Fourteen million years so far have been spent in jails, prisons, parole and
probation by Americans for this absurd racist and probably economic
reasoning. (See Chapter 4, "Last Days of Legal Cannabis.")
Isn't it interesting that in 1985 the U.S. incarcerated a larger percentage of
people than any country in the world except South Africa? In 1989, the U.S.
surpassed South Africa, and the 1997 incarceration rate is almost four times
that of South Africa, is the highest in the world, and is growing.
President Bush, in his great drug policy speech of September 5, 1989,
promised to double the federal prison population again, after it had already
doubled under Reagan. He succeeded. In 1993, President Bill Clinton planned
to redouble the number of prisoners again by 1996. He did.
Remember the outcry in 1979 when former U.N. Ambassador Andrew Young
told the world that the U.S. had more political prisoners than any other nation?

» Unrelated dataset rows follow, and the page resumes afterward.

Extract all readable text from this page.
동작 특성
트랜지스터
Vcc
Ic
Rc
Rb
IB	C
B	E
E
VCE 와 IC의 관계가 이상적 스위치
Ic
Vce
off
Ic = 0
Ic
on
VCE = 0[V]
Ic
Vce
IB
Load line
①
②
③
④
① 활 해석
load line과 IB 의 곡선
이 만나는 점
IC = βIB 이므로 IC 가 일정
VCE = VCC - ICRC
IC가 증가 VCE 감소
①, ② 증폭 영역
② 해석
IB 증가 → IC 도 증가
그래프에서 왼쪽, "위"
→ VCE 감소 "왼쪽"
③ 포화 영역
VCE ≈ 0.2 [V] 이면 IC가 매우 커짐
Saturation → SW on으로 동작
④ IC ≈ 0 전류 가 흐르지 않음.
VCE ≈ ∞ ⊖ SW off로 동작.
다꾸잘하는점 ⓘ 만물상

(Amnesty International, UCLA.)
Lasting Remnants
Even though blackface disappeared as law in the late 1920's, as late as the
1960's, black entertainers (such as Harry Belafonte and Sammy Davis, Jr.) still
had to go in the back door of theatrical establishments, bars, etc.; by law!
They couldn't rent a hotel room in Las Vegas or Miami Beach - even while
being the headline act.
Ben Vereen's 1981 Presidential Inauguration performance for Ronald Reagan
presented this country's turn-of-the-century Blackface/Jim Crow laws in a
great story, about black comic genius Bert Williams (circa 1890 to 1920).
Vereen had been invited to perform for the Reagan Inauguration and had
accepted only on the condition that he could tell the entire "Blackface" story -
but the whole first half of Vereen's show, depicting Bern Williams and
blackface, was censored by Reagan's people on ABC TV, contrary to the
special agreement Vereen had with them.